Thanks for the heads-up on Iota. But again, I see they screwed things up from the start:
They've definitely had their share of initial issues (that particular one you linked is really old news considering how new iota really is...), IOTA is very much ALPHA right now not even BETA... Not to turn this into an IOTA commercial, but they've addressed the "bug problem" pretty well with the "coordinator", (which is a bit of a centralized safety measure, that will be eliminated once the network is more mature). It has so far protected everyone from any software/network issues, and while they do have absolutely pathetic public relations at the moment, when something goes wrong they are on top of it right away. They do care a lot more about building business relationships for actual machine to machine economy use than catering to all the speculators right now.
Cryptocurrency CAN NOT operate this way, and get accepted by anyone other than risk-takers. I know that it's possible to "prove" computer code in the same way that you "prove" a mathematical statement. This, at minimum, is what's needed for crypto.
Completely agree. That is a major problem in the entire crypto space. The "coordinator" approach IOTA has taken is the first real attempt to buffer against that problem that I'm aware of, hopefully others will come up with better solutions. There is also the public "test-net" where things get ironed out, but that's probably not unique to iota.

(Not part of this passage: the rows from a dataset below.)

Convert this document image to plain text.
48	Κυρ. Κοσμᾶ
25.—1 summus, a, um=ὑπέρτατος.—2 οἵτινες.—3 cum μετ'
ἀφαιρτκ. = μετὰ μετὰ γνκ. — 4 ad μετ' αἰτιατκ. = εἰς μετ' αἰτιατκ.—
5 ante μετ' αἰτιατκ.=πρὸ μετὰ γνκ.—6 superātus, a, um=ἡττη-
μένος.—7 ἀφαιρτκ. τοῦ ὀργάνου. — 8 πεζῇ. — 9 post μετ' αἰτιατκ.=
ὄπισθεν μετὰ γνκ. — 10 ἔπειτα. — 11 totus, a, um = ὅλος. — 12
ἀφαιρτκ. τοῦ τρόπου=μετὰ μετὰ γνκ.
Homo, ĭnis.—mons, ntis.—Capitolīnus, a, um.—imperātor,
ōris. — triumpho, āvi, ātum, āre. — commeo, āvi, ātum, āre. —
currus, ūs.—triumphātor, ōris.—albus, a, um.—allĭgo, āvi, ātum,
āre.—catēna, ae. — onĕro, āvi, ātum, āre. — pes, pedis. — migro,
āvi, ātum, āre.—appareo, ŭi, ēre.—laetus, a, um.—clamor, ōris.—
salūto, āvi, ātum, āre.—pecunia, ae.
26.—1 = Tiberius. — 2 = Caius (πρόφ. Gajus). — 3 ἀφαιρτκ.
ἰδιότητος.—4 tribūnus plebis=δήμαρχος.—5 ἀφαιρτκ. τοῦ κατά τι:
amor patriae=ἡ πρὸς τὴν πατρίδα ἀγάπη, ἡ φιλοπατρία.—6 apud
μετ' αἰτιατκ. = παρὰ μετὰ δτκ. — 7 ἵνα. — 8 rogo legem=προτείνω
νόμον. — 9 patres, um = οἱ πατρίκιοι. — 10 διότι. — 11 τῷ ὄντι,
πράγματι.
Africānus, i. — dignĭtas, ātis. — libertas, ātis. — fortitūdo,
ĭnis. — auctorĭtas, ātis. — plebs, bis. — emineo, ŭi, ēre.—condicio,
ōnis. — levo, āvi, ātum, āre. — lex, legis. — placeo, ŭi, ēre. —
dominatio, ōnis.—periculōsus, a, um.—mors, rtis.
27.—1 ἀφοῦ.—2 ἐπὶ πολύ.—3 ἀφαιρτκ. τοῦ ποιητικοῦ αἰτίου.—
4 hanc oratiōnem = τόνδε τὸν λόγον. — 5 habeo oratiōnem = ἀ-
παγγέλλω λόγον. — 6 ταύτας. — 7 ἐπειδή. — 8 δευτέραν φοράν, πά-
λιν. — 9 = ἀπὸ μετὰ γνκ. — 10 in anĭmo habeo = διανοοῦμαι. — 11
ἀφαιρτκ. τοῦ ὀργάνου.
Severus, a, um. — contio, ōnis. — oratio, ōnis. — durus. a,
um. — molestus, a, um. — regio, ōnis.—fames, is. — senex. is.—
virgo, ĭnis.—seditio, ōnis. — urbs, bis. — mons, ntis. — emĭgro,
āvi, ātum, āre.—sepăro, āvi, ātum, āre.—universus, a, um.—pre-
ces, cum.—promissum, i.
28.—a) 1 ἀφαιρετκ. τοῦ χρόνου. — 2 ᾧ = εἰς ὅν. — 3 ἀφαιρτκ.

On a side note, the IOTA network was recently under HEAVY attack (no doubt by unhappy competitors) for weeks and they actually had the fix for it within hours apparently, but let it run for a while to collect real world data on how the network would respond to attack. I like that, to me that says they care more about making it robust than catering to the whiners (which again they've made abundantly clear -- terrible PR). The neat thing about the way the network works is that the sort of attacks bitcoin or any of the hundred clones would crumble beneath, actually make the tangle
work faster. Previous "attacks" had the tangle moving at light speed for quite a while before the morons realized they were helping IOTA and stopped! It was hilarious.

But anyway sorry not trying to hijack and turn this into an IOTA promotion, I just thought that it was relevant to answer your concerns, since they are valid ones.
Let me add one more little point to the original discussion:
The almost cult-like belief that Bitcoin itself (and none other) must be the "main one", that it is the only one that can be "mainstream" that it will be around forever, etc etc is a huge hindrance to any sort of widespread crypto adoption. Even Litecoin, which is nothing but a bitcoin clone with a few numbers changed, has massively out performed bitcoin in every measurable way (except market price) for a long time now and continues to do so.
Bitcoin SUCKS anyone who has tried to actually use it instead of just buying and holding in coinbase knows this, unless they've lied to themselves to justify the bad buy they made at $19,500. It's slow, it's pretty well centralized in china (huge mining farms), the fees are just plain disgusting ($20 to send $100 REALLY??) (yes I understand why the fees are there and why they are that high, and those very reasons are my argument against bitcoin, and most of the ripoff blockchain type clones.) and once it's no longer profitable for miners to mine it, it's dead! That's it! These guys aren't mining because they care about the future of bitcoin, they have high powered money-crapping machines, and when they stop crapping money they're going to shut them off (or switch to another chain like bcash or whatever happens to be profitable at the time).